Frederic Soler "Pitarra" (Vía)

Muchos barceloneses tienen presentes los siguientes versos de su poema El fossar de les Moreres que rezan:
"Al fossar de les moreres
no s'hi enterra cap traïdor;
fins perdent nostres banderes
sera l'urna de l'honor."
esculpidos en mármol para la eternidad en la fosa del mismo nombre, frente a la basílica de Santa María del Mar de la Ciudad Condal, sin siquiera saber que provienen de su pluma.

Monumento con versos de Pitarra en el Fossar de las Moreras

Placa con versos de Pitarra en el Fossar de las Moreras

De su vida han pasado a la historia sus sátiras sobre el género teatral y sobre acontecimientos de la época, además de las tertulias que, por lo visto, organizaba en la trastienda de la relojería que había quedado a su cargo a la muerte de su tío y tutor, tras haber quedado huérfano muy joven; pero es en su muerte y en sus peripecias póstumas en lo que queremos centrarnos esta vez.

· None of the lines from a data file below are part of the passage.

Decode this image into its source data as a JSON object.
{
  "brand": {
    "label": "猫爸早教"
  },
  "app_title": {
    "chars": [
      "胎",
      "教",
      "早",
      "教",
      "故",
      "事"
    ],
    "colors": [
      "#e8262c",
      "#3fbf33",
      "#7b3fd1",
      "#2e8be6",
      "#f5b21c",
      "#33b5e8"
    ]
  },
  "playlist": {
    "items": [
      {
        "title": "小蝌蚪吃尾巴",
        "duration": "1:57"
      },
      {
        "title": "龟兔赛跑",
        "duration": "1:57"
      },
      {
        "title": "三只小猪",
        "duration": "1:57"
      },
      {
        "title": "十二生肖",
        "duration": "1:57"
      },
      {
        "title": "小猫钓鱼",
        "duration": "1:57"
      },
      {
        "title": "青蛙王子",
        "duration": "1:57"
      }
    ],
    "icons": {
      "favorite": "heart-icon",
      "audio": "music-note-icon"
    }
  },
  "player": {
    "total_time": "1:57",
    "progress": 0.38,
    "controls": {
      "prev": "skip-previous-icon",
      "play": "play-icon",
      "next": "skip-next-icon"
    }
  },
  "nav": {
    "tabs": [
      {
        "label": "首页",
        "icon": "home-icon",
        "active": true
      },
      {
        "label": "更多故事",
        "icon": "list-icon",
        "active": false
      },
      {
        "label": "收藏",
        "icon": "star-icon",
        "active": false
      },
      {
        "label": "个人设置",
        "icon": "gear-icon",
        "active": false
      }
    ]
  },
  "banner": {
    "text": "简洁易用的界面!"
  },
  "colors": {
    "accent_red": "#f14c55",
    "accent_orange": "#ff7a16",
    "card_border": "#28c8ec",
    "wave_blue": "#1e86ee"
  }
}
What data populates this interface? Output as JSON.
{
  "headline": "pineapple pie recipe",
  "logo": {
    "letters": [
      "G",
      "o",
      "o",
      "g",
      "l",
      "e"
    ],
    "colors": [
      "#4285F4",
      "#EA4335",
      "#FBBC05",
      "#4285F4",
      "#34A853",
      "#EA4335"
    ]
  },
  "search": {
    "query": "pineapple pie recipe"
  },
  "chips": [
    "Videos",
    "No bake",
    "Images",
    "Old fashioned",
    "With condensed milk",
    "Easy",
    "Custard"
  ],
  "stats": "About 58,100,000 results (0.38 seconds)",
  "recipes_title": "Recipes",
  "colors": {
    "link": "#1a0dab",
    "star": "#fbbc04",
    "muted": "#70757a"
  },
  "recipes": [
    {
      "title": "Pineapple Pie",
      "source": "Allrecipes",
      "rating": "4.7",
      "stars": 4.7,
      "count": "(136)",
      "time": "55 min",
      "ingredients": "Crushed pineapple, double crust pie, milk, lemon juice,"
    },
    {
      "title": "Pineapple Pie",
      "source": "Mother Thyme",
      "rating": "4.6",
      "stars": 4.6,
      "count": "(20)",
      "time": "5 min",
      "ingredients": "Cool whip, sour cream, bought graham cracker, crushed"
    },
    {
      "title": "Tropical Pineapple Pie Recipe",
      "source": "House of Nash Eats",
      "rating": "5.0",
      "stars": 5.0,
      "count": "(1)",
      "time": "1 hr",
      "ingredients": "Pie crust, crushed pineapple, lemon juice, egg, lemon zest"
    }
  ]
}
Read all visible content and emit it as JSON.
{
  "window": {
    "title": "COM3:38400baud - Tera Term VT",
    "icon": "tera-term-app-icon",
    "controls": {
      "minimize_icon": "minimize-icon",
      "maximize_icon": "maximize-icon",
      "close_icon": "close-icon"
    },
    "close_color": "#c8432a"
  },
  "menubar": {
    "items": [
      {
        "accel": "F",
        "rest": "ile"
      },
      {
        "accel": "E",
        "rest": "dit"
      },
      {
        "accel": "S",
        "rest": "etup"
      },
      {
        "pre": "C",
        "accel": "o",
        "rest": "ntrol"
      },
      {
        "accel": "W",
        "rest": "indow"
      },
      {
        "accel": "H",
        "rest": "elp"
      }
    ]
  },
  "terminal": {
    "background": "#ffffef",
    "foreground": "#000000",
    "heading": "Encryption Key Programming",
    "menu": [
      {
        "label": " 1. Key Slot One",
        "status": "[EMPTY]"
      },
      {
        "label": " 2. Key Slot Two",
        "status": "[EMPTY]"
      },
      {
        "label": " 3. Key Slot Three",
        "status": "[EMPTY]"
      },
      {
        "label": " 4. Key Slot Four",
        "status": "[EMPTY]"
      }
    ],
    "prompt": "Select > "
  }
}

Dibujantes y escritores en la trastienda de Frederic Soler (Vía)
De pie: Eduard Aulés, Federic Passarell, Tomás Padró, el escenógrafo Moragas y Josep Lluís Pellicer.
Sentados y de frente: Josep Roca y Roca, Valentí Almirall, Antoni Altadill, Frederic Soler, Josep Maria Arnau, Josep Feliu y Codina, Albert Llanas y Dámaso Calvet.

Frederic Soler murió en Barcelona el 4 de julio de 1895 de un ataque al corazón  tras ocho meses de agonía y, dados sus logros, la idea era que fuera enterrado en el Panteón de Catalanes Ilustres, cuyo proyecto se acababa de aprobar para ser construido en la parroquia castrense de la Inmaculada Concepción del parque de la Ciudadela. Dado que dicho panteón aún no estaba construido, hubo que buscar una alternativa temporal.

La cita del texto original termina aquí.